13: Kan Banyosu

849 100 367
                                    

Biri gitti, Açlık Oyunları'nda bu buzdan arenada artık yirmi üç haraç ölüm kalım savaşı veriyordu. Deepsea'nin bu şekilde öleceğini hiç düşünmemiştim. Hiçbir haracın bu şekilde öleceğini düşünmezdim doğrusu. Bu korkunçtu! Dong sesi bana giyotin bıçağının yukarı çekilmesini anımsatmıştı. Çok tedirgin bir şekilde, tereddüt ederek öne atıldım ve bacaklarım benden bağımsız bir şekilde koşmaya başladı. Birden dang diye bir ses duyuldu. Yine kime ne oldu diye bakmak için kafamı sese doğru çevirdiğimde, Cornucopia'nın arkasında kalan Evan'ın, oyunu kendi kurallarına göre oynamaya karar verdiğini gördüm. Arka taraftan Cornucopia'nın üzerine atlayarak, yukarıdan ön tarafa doğru son sürat koşuyordu.

"Oha!" diye bağırdı Katie, arkamdan bana yetişmeye çalışırken. Evan'a gülünce biraz geride kaldı ama kısa sürede benimle aynı hizada koşar oldu. Hava kapalıydı ama ortam o kadar beyazdı ki Katie'nin ışıltılı veela tenine ve beyaz-sarı saçlarına bakmak ilk defa gözlerimi kamaştıran tek şey değildi. Arena fazla beyaz, soğuk ve göz yorucuydu.
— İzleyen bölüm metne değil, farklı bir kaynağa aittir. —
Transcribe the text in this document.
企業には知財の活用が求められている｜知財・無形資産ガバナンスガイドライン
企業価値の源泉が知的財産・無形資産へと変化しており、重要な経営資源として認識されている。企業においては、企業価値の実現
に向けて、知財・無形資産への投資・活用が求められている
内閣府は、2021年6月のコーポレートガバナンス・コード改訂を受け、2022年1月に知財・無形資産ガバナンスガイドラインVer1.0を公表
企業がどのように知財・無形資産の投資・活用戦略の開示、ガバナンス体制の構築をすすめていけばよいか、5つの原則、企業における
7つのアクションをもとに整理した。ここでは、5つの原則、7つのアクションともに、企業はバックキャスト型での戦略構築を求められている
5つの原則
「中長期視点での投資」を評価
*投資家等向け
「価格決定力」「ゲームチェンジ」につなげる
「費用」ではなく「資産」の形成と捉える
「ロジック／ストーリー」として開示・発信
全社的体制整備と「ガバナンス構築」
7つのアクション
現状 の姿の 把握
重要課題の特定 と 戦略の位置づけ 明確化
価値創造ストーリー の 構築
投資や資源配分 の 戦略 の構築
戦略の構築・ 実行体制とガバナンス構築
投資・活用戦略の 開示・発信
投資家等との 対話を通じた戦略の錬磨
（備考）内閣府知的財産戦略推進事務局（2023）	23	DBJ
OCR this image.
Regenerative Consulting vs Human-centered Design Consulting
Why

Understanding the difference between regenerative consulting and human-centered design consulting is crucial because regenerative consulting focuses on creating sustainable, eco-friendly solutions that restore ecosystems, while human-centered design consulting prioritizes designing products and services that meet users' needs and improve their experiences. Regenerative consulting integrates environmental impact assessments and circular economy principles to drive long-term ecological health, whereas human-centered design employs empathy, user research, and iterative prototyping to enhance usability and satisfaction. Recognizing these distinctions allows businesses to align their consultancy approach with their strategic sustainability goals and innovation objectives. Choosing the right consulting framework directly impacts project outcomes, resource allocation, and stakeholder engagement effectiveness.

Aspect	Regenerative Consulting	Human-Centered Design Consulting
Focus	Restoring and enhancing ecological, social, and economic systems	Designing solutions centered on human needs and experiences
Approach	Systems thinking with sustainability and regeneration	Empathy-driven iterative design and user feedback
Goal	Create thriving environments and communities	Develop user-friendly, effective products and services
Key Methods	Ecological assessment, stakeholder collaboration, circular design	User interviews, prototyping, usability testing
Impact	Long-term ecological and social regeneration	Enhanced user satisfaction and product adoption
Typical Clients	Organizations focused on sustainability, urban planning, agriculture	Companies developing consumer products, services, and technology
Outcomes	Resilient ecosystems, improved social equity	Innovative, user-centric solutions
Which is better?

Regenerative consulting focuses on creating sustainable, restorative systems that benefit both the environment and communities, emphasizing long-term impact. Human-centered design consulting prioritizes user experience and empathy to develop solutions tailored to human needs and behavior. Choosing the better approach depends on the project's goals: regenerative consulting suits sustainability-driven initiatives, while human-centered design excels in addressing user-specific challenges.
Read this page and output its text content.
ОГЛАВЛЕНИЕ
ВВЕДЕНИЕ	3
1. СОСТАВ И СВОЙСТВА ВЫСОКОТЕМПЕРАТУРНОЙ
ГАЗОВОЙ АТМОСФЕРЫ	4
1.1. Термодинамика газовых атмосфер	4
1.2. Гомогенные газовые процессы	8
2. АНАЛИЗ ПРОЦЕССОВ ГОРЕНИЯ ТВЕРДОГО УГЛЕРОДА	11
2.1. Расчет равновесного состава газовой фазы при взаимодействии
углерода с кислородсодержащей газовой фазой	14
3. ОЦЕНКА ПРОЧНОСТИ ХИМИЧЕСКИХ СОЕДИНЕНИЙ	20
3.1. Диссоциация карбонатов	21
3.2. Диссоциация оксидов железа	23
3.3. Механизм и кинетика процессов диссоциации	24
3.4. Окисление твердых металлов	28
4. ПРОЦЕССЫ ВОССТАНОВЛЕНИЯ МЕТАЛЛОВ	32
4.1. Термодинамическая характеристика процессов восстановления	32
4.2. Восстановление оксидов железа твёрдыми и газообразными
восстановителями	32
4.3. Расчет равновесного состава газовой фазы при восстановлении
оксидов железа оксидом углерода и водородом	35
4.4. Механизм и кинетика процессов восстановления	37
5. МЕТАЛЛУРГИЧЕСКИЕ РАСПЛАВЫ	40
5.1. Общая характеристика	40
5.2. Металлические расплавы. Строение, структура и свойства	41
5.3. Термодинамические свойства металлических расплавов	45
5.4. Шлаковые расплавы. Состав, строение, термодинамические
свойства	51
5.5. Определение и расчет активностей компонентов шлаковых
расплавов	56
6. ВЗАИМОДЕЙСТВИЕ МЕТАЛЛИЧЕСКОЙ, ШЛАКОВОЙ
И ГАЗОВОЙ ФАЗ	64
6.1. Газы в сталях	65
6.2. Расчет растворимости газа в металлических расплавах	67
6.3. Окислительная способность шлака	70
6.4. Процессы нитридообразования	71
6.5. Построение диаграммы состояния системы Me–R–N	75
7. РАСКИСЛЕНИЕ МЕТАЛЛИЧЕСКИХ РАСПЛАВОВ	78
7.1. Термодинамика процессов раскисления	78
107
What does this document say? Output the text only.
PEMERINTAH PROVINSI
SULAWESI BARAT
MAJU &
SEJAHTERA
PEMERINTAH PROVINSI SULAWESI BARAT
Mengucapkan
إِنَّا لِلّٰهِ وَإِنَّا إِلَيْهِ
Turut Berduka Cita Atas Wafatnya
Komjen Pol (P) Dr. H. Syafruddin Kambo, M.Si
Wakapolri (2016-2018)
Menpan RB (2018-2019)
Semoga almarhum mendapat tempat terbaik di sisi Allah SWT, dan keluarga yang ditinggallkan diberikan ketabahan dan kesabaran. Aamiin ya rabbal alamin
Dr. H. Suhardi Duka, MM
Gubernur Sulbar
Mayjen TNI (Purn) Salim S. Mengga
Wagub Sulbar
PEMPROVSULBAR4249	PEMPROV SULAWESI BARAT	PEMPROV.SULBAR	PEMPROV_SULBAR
Cornucopia'nın ağzına geldiğimizde platformunun konumundan ötürü bizden önce gelmiş olan Ace, Laura Lyra Wilson ile kılıç kullanarak değil, kılıç için kavga ediyordu. Sanki içeride daha başka kılıçlar yoktu. Wilson yüksek sesle "Bırak onu!" diye böğürdü ve Ace'in karnına tekme attı ama Ace yerinden kıpırdamadı bile. "Hayır, o Katie'nin!" Ace, kızı tüm gücüyle ileri savurarak elinden kılıcı aldı ve içinde bulunduğumuz duruma rağmen centilmen bir tavırla Katie'ye verdi. Evan da iki kılıç kaptıktan sonra Valerie'yi oklar ve yayla birlikte Cornucopia'nın üstüne çıkardı ve zeminin buz olması sebebiyle yere kapaklandı. Komik bir andı aslında ama gülemedim. Rabastan olsa gülebilirdi. Katie, Evan yerden kalkana kadar onun önünde siper oldu. Bu artık dayanışmalı bir kale savunmasıydı. 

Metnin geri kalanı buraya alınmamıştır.